Le Comité central du PC vietnamien se réunit à Hanoï du 1er au 15 octobre. Un meeting long et secret en pleine crise financière avec, pour thème, comment en sortir.

Il était grand temps que la direction communiste se réunisse. Voilà deux années encore, le Vietnam affichait le profil d’un futur tigre asiatique. Puis la machine s’est déréglée. La croissance (entre 4% et 5%) n’est plus au rendez-vous. Après s’être calmée, l’inflation reprend. Les investissements étrangers diminuent. De grandes entreprises d’Etat (Vinashin, Vinalines, EVN) sont devenues des gouffres alors qu’elles étaient prioritaires dans l’octroi des crédits. On parle d’une dette globale de plus de 30 milliards d’€ du secteur public. En raison d’une corruption éhontée, des têtes ont fini par tomber, dans le secteur public comme dans le privé, jusque dans l’entourage des puissants.

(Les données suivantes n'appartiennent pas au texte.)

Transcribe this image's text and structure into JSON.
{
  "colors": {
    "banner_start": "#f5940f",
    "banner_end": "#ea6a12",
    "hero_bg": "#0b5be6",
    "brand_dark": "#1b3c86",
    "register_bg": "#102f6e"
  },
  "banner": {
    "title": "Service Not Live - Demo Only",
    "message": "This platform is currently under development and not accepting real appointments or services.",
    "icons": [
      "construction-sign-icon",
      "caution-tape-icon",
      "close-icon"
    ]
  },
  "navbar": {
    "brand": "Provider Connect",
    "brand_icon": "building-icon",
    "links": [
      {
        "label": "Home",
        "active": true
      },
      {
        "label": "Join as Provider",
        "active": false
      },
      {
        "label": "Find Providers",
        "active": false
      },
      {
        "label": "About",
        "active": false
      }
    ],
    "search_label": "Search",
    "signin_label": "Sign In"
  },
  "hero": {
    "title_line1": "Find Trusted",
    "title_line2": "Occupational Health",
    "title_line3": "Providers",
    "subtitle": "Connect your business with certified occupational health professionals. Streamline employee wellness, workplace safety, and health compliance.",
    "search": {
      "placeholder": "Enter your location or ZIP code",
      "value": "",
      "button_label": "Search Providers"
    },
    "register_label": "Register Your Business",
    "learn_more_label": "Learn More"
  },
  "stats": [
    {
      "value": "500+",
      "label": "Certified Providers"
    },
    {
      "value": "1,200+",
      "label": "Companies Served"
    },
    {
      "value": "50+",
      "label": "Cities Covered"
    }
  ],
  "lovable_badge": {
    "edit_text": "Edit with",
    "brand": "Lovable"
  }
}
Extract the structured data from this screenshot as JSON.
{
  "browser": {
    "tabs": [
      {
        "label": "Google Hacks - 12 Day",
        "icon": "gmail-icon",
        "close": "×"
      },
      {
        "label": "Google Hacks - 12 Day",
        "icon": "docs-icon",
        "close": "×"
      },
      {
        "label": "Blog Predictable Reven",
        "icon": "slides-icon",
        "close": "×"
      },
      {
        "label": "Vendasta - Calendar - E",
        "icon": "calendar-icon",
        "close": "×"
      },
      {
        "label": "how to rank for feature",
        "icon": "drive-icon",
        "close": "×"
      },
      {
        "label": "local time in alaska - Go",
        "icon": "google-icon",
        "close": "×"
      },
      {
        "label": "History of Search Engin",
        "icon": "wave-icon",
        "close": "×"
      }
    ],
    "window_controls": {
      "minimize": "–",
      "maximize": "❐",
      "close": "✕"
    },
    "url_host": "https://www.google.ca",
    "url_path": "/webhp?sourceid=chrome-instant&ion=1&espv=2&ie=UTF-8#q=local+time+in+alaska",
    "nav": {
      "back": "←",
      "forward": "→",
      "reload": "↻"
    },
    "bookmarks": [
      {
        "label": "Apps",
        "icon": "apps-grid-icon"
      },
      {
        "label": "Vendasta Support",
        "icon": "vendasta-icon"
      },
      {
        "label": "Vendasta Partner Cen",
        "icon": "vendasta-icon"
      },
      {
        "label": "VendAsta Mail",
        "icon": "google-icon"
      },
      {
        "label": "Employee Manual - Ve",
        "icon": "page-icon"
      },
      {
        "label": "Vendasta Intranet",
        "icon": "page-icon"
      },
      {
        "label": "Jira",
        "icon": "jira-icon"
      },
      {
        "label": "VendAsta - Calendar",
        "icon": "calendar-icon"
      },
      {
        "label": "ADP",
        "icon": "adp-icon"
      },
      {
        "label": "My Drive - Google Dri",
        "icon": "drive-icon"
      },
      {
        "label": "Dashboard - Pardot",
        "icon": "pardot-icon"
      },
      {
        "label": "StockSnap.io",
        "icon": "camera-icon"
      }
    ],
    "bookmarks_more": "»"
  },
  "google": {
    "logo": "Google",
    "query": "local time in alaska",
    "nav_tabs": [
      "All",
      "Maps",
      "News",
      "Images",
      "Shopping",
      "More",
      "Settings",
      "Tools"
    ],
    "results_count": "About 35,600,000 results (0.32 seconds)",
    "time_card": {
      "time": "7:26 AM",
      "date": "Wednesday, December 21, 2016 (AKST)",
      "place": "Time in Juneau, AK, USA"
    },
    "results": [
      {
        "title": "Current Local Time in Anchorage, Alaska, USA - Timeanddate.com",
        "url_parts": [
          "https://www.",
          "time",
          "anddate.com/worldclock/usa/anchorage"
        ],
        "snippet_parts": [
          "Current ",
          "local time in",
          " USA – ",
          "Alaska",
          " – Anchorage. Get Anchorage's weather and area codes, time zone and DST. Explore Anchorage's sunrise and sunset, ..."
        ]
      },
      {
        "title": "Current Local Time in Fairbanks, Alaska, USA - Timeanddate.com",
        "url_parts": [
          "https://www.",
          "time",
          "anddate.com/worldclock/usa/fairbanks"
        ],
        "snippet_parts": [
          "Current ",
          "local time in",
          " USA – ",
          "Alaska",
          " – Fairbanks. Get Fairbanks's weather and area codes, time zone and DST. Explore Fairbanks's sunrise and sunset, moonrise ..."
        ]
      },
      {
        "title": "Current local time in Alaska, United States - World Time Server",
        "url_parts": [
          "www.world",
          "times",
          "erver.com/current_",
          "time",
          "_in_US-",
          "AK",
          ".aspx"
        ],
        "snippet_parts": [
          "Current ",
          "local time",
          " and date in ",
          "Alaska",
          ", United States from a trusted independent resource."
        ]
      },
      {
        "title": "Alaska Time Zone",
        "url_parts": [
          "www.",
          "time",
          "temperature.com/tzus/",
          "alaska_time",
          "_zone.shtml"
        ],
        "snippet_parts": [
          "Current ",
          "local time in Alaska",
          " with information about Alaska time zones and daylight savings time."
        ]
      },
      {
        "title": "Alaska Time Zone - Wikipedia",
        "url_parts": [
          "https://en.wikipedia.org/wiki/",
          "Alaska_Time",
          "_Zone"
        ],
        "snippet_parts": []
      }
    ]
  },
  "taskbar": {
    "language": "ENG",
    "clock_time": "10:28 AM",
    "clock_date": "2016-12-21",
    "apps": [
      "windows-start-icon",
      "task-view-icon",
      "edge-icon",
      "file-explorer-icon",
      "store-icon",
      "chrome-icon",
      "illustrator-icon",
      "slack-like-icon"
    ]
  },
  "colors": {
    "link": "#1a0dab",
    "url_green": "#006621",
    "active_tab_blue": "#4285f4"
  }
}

Dans son discours inaugural, le secrétaire général du parti, Nguyen Phu Trong, qui fait un peu figure d’homme-tampon, a déclaré qu’il fallait accorder de l’importance au projet de «la poursuite de l’arrangement, de la rénovation, de l’amélioration de l’efficacité des entreprises publiques». Il a également évoqué la nécessité de s’attaquer à «certains problèmes urgents en matière d’édification du Parti en la période actuelle», selon le site du PC ( www.cpv.org.vn ). Le plénum a été précédé d’une campagne interne de «critique et autocritique» dont les médias ont donné des échos.

Le site du PC indique que le plénum «se concentrera» également sur «les lois sur le foncier», les expulsions faisant régulièrement l’objet de confrontations. Il devrait aussi évoquer «le renouvellement fondamental et intégral de l’éducation et de la formation», un secteur en désarroi. Enfin, le chapitre «édification du parti» semble annoncer un débat animé sur la politique du premier ministre Nguyên Tân Dung, reconduit dans ses fonctions en 2011, non sans difficulté en raison des déboires de certaines entreprises publiques.

Le Vietnam semble aujourd’hui désorienté. Il dispose pourtant de gros avantages : population jeune, taux important d’alphabétisation, ressources naturelles. Mais, surtout après son admission au sein de l’OMC en 2007, il a éprouvé du mal à digérer un gros flot d’investissements étrangers. Le laxisme financier de ses dirigeants et quelques mauvaises habitudes ont également contribué au dérapage. «Trop et trop tôt», juge un cadre du PC. Durcir son attitude à l’égard des critiques en les sanctionnant vertement – ce qui parait le cas en ce moment – ne résoudra ni les problèmes du PC ni ceux d’un pays qu’il continue à vouloir gouverner seul.